Great Travel Disasters

David Leffman Travel writing 2 Comments

I hate lists. Patricia Shultz and her “1000 Places to See Before you Die”, first published in 2003, killed my enthusiasm for being a guidebook writer by persuading the industry that the beautiful intricacy of the world’s different countries, cultures and landscapes – not to mention the sheer enjoyment of travel for its own sake – could be reduced to a bland collection of bullet-points. (She also made heaps of money, which, having spent twenty-five years on a guidebook writer’s income, is another reason for me to hate her.)

Please note that the following is not a list. It’s simply a review of three books that have brought great comfort on the thankfully rare occasions when things have gone disastrously wrong for me on the road. Spanning three centuries, they also show how dangerous travel to distant lands has always been – and the insane resilience of the people (like myself, of course) who have undertaken it as part of their profession.

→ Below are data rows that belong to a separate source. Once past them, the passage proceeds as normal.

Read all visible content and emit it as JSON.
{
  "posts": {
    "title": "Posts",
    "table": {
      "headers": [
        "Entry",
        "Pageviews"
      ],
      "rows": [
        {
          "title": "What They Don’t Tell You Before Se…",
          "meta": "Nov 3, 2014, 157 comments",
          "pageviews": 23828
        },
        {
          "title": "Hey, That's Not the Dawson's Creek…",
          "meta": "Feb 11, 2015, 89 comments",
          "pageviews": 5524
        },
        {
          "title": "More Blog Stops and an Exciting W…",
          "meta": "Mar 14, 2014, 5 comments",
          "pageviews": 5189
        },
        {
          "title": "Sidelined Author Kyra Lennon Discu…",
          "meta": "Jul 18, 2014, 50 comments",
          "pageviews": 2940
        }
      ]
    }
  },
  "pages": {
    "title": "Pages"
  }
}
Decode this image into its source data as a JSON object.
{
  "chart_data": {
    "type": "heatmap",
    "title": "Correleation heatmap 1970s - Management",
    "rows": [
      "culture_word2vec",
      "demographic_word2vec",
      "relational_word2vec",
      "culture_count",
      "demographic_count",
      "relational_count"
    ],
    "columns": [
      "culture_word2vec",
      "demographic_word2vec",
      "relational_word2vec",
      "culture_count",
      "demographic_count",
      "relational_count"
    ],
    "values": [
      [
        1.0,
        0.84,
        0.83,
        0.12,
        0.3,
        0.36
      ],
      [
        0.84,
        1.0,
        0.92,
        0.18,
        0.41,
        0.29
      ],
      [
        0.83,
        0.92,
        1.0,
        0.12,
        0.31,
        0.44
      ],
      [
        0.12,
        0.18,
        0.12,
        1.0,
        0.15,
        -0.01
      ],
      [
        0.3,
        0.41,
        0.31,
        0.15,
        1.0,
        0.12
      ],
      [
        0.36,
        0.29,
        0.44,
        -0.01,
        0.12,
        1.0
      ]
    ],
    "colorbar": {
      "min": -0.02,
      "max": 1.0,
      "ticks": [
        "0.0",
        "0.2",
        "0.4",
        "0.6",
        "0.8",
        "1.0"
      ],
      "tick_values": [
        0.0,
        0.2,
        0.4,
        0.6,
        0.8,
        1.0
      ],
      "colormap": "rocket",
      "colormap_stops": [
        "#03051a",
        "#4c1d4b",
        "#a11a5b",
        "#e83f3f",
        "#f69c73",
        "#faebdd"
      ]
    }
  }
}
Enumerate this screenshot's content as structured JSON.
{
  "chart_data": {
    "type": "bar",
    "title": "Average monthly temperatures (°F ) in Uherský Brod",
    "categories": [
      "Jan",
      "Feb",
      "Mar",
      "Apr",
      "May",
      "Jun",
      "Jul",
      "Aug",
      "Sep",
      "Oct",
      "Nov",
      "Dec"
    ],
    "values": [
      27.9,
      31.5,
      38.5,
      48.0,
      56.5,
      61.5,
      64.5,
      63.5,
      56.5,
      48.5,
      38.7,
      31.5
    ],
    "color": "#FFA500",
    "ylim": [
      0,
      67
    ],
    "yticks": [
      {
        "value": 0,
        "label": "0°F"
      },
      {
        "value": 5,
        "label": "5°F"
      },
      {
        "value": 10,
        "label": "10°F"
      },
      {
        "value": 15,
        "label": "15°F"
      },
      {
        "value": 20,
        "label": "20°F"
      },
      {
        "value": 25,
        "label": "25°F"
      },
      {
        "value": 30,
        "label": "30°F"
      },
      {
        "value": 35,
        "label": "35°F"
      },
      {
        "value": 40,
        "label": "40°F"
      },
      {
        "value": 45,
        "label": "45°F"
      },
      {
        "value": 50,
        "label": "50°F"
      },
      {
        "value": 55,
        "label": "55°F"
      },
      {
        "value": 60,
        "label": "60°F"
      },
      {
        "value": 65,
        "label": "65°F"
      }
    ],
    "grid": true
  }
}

So, either as simple holiday reading, or as a way to restore a sense of proportion the next time you’re trapped for three days on a bus full of dedicated chain smokers between Chengdu and Jiuzhaigou, instead of the advertised eight hours the ride is meant to take, I’d thoroughly recommended the following list selection of Great Travel Disaster books:

Travels Into the Interior of Africa

Mungo Park (1799)

It would be hard to come up with a more complete catalogue of disasters than that suffered by the Scottish explorer Mungo Park (1771–1806), who in May 1795 embarked for West Africa on a solo expedition to explore the course of the river Niger and perhaps locate the semi-legendary town of Timbuktu. Long given up for dead, he re-emerged from the interior a year later having been beaten up, robbed and/or imprisoned by just about everyone he had met along the way; needless to say, he’d also failed to chart much of the course of the river, or to find Timbuktu. He returned to Scotland, wrote this account of his travels, grew bored, and in 1806 set off for the Niger once more (proving, perhaps, the futility of aversion therapy) – this time taking along a large, well-armed party of soldiers as bodyguards. Had Park not been so physically tough he would never have survived his first trip; this time around he sailed past Timbuktu before being killed in an ambush by tribesmen who, ironically enough, thought he was a Moslem slaver. Most of Park’s companions had already died from malaria, and details of his death were brought back by a young servant who survived the ambush.

 

Insulinde; republished as Unbeaten Tracks in Islands of the Far East

Anna Forbes (1887)

Anna Forbes (died 1922) was the wife of the Victorian zoologist Henry Ogg Forbes. In the 1880s, the two made a year-long research trip around some of the remoter reaches of eastern Indonesia, where Anna’s initial thrill at the novelty of tropical life was soon worn down by debilitating attacks of malaria, tiresome living conditions, and the near-murder of her husband. One typical episode saw the couple landing at the tiny island of Larat, where they unloaded their possessions and watched from the beach as their ship sailed off over the horizon, to return for them in three months time. Picking the nearest of two villages, they walked over to find bits of dismembered bodies hung in trees and impaled on the defensive bamboo palisade, and spent the rest of their stay trying not to get killed in the crossfire as the island’s various communities attempted to exterminate each other. Yet Anna’s writings seldom slide into (entirely justifiable) self-pity, even if her final opinion was that, “from the discomfort and even danger of travelling in such a tropical climate, [eastern Indonesia will] never become to any extent a resort for tourist voyagers”.

 

The Innocent Anthropologist: Notes from a Mud Hut

Nigel Barley (1983)

Africa and Africans tend to get used by everyone with a cause to promote, so it’s refreshing to read this utterly unromanticised account of anthropologist Nigel Barley’s first ever field trip, to study a remote group of pagans in northern Cameroon. Bafflement with West African bureaucracy begins before he even leaves Britain, and once settled into village life his ability to cope is severely tested by illness, boredom, culture shock, the difficulties of learning a tonal language and the loneliness of anyone adrift in an incomprehensible foreign culture. But Barley’s honest humour at his plight, and utter delight in the variety of human societies keeps him going, despite events which would have had most of us on the first flight home. After being injured during a near-fatal car crash, he visits a dentist where a man in a white coat promptly removes his damaged front teeth with a pair of pliers. When Barley, blood fountaining down his shirt front, asks about follow-up treatment to fit dentures, the man replies that he is just a mechanic, and wanders off to fetch someone with a medical qualification: “I had fallen into the obvious trap of believing that anyone in a dental surgery, wearing a white coat and prepared to extract teeth, was a dentist”.